Answer by Alex Rebert, Co-Founder at ForAllSecure, Inc., on Quora:
I’m not entirely sure that building hack-proof software is possible. There are however some steps that developers could take that would make it significantly harder for attackers. The most successful approach I’ve seen has been defense in depth.
The first step is to minimize the number of bugs in your code. Easier said than done, but here are some concrete steps that would help with that:
- Prefer memory-safe language when possible, as that might prevent entire classes of vulnerabilities from being in your software.
- Educate yourself in security a bit if possible. Ideally, you’d know about the common vulnerabilities that could apply to your software: command injection, sql injection, buffer overflow, XSS, CSRF, …
- Test your software. Make sure to test edge cases and sensitive code sections (input parsers, code with elevated privileges)
- Use automated analysis: linting, static code analyses, …
- Fuzz! The attackers certainly will if they get access to your software. This is where a tool like Mayhem can really help.
Now you should assume that all the steps above failed and an attacker has found a bug. The second step is to harden your binary, such that even in the presence of a security bug, it will be harder to exploit:
- Make sure OS defenses are enabled on the system where the software gets deployed.
- Make sure to enable compiler defenses when applicable: stack canaries, PIE, DEP, …
Next, you should assume that an attacker will get code execution, and try to minimize the impact of the attack. At a high level, we want to give the software the least amount of permissions and capabilities that we can. This will allow you to isolate fault and impact. There’s a few ways you can do that.

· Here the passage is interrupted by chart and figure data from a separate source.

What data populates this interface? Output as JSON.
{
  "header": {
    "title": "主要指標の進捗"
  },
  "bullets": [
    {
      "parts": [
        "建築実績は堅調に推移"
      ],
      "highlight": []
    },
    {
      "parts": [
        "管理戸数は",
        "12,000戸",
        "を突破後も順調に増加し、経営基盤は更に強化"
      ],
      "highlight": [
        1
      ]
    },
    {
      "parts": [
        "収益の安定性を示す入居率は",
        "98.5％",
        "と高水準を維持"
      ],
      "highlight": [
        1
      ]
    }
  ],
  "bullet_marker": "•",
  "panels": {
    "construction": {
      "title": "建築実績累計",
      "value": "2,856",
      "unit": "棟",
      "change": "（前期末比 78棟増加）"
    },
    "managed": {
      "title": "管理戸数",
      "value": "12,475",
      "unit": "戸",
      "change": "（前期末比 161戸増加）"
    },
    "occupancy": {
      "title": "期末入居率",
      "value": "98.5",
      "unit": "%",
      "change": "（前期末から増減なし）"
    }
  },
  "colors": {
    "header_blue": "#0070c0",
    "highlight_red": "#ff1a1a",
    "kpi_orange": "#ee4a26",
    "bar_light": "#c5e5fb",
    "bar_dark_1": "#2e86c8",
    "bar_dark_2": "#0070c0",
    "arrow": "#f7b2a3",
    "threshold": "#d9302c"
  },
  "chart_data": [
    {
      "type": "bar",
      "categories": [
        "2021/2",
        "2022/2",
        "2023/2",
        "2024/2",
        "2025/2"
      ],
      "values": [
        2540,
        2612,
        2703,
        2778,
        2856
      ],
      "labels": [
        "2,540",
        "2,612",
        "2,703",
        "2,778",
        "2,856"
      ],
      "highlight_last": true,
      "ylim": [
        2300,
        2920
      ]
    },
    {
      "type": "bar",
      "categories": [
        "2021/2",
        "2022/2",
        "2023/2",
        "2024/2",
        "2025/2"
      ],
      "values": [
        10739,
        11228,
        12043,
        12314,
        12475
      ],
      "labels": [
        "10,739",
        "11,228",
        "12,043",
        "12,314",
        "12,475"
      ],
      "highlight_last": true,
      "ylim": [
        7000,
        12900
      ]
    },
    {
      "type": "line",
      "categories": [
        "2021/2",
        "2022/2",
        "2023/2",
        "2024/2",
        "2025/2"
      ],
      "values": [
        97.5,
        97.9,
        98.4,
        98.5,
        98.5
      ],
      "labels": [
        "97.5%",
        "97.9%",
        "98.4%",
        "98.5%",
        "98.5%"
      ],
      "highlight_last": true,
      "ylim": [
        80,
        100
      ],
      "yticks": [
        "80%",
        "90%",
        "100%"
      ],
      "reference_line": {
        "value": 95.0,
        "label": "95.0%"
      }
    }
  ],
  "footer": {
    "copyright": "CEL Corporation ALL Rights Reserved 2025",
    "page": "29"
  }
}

One successful approach is to sandbox code handling user input: drop privileges, whitelist syscalls that you expect to call and disable others, use namespaces, … Some tools can help with that. For instance, google releasedrecently. Browsers like Chrome use sandboxes, which means you have to chain multiple vulnerabilities: first you need to get code execution in the sandbox, and after that, you have to escape the sandbox. That makes full exploitation a lot harder.
Finally, if you can afford it, I would also recommend a security code audit and/or pen-testing for your sensitive code & systems to make sure nothing was missed.